Dans une soirée qui tenait presque du rituel collectif de célébration de l’amour et de la mémoire musicale, la salle du Mégarama Casablanca s’est transformée en un véritable théâtre vibrant de rythmes et de nostalgie, où l’artiste populaire Marouane Lebbar a embrasé le public avec son spectacle « Chaabi Thérapie », affichant complet, organisé par Work Event à l’occasion de la Saint-Valentin.
L’événement ne se limitait pas à un simple concert, mais prenait la forme d’une expérience émotionnelle collective, rappelant la capacité de la chanson populaire marocaine à traverser les générations et à s’adapter aux sensibilités contemporaines. La salle, pleine à craquer, témoignait non seulement de la popularité croissante de Lebbar, mais aussi d’un besoin profond du public pour ce type de « thérapie culturelle », mêlant divertissement et enracinement identitaire.
Sur scène, l’artiste a proposé un répertoire riche et intelligemment construit, combinant les classiques du chaâbi à une touche moderne. Des titres emblématiques tels que « Bghini Nbghik », « L‘Aar Ya L‘Aar », « Moulay Abdallah » ou encore « Allah Allah » ont résonné, accompagnés de séquences issues de l’art de l’aita, redonnant vie à l’esprit des fêtes traditionnelles, des moussem et des souks d’antan, dans une mise en scène contemporaine et soignée.
Ce qui a particulièrement marqué cette soirée, au-delà de la qualité artistique, c’est la relation quasi organique entre l’artiste et son public. Lebbar ne s’est pas contenté d’interpréter, il a guidé une véritable communion collective, incitant les spectateurs à chanter, danser et participer, rappelant que la chanson populaire n’est pas un produit formaté, mais une pratique sociale vivante.
Le concert de Casablanca constitue ainsi la deuxième étape d’une nouvelle tournée artistique, qui mènera l’artiste à travers plusieurs villes marocaines et européennes. Une démarche qui vise à renforcer la présence du chaâbi auprès des Marocains du monde, où cette musique devient un vecteur de mémoire, de nostalgie et d’appartenance.

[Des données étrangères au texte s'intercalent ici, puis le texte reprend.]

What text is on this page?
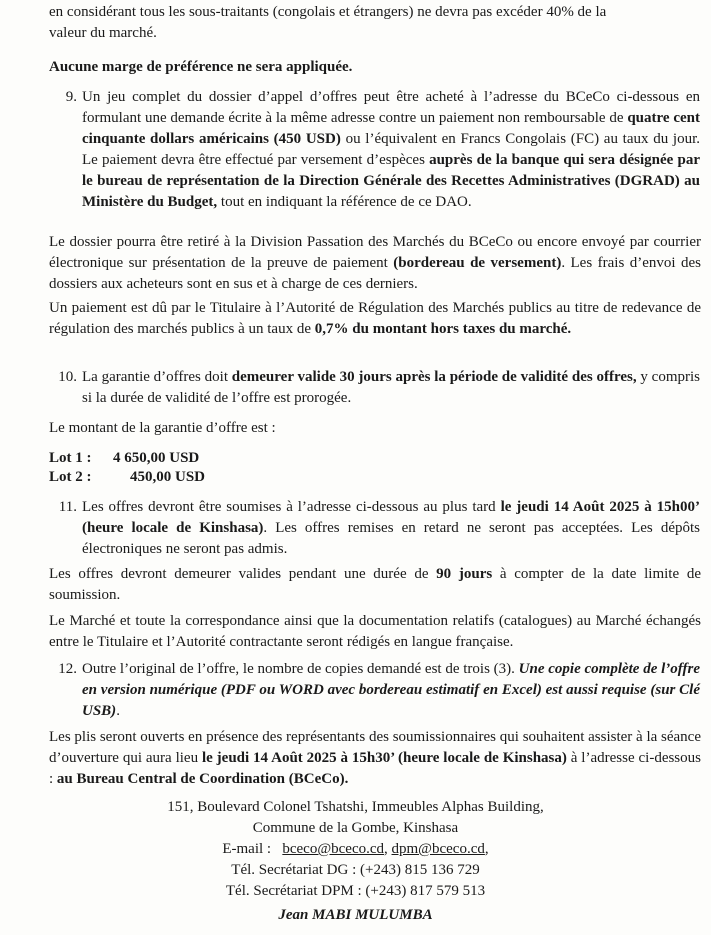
en considérant tous les sous-traitants (congolais et étrangers) ne devra pas excéder 40% de la
valeur du marché.
Aucune marge de préférence ne sera appliquée.
9. Un jeu complet du dossier d’appel d’offres peut être acheté à l’adresse du BCeCo ci-dessous en formulant une demande écrite à la même adresse contre un paiement non remboursable de quatre cent cinquante dollars américains (450 USD) ou l’équivalent en Francs Congolais (FC) au taux du jour. Le paiement devra être effectué par versement d’espèces auprès de la banque qui sera désignée par le bureau de représentation de la Direction Générale des Recettes Administratives (DGRAD) au Ministère du Budget, tout en indiquant la référence de ce DAO.

Le dossier pourra être retiré à la Division Passation des Marchés du BCeCo ou encore envoyé par courrier électronique sur présentation de la preuve de paiement (bordereau de versement). Les frais d’envoi des dossiers aux acheteurs sont en sus et à charge de ces derniers.

Un paiement est dû par le Titulaire à l’Autorité de Régulation des Marchés publics au titre de redevance de régulation des marchés publics à un taux de 0,7% du montant hors taxes du marché.

10. La garantie d’offres doit demeurer valide 30 jours après la période de validité des offres, y compris si la durée de validité de l’offre est prorogée.

Le montant de la garantie d’offre est :
Lot 1 : 4 650,00 USD
Lot 2 :	450,00 USD
11. Les offres devront être soumises à l’adresse ci-dessous au plus tard le jeudi 14 Août 2025 à 15h00’ (heure locale de Kinshasa). Les offres remises en retard ne seront pas acceptées. Les dépôts électroniques ne seront pas admis.

Les offres devront demeurer valides pendant une durée de 90 jours à compter de la date limite de soumission.

Le Marché et toute la correspondance ainsi que la documentation relatifs (catalogues) au Marché échangés entre le Titulaire et l’Autorité contractante seront rédigés en langue française.
12. Outre l’original de l’offre, le nombre de copies demandé est de trois (3). Une copie complète de l’offre en version numérique (PDF ou WORD avec bordereau estimatif en Excel) est aussi requise (sur Clé USB).

Les plis seront ouverts en présence des représentants des soumissionnaires qui souhaitent assister à la séance d’ouverture qui aura lieu le jeudi 14 Août 2025 à 15h30’ (heure locale de Kinshasa) à l’adresse ci-dessous : au Bureau Central de Coordination (BCeCo).

151, Boulevard Colonel Tshatshi, Immeubles Alphas Building,
Commune de la Gombe, Kinshasa
E-mail : bceco@bceco.cd, dpm@bceco.cd,
Tél. Secrétariat DG : (+243) 815 136 729
Tél. Secrétariat DPM : (+243) 817 579 513
Jean MABI MULUMBA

Dans une brève déclaration, Marouane Lebbar a exprimé sa profonde gratitude envers son public, estimant que cette soirée marque un tournant dans son parcours artistique, et annonce une phase plus ambitieuse, axée sur la construction d’une expérience musicale complète, respectueuse du patrimoine tout en étant résolument tournée vers l’avenir.
Ainsi, « Chaabi Thérapie » apparaît moins comme un simple concept marketing que comme une véritable lecture du rôle du chaâbi dans le Maroc d’aujourd’hui : une musique qui soigne par le souvenir, répare par la mémoire collective et recrée du lien dans une société en pleine mutation.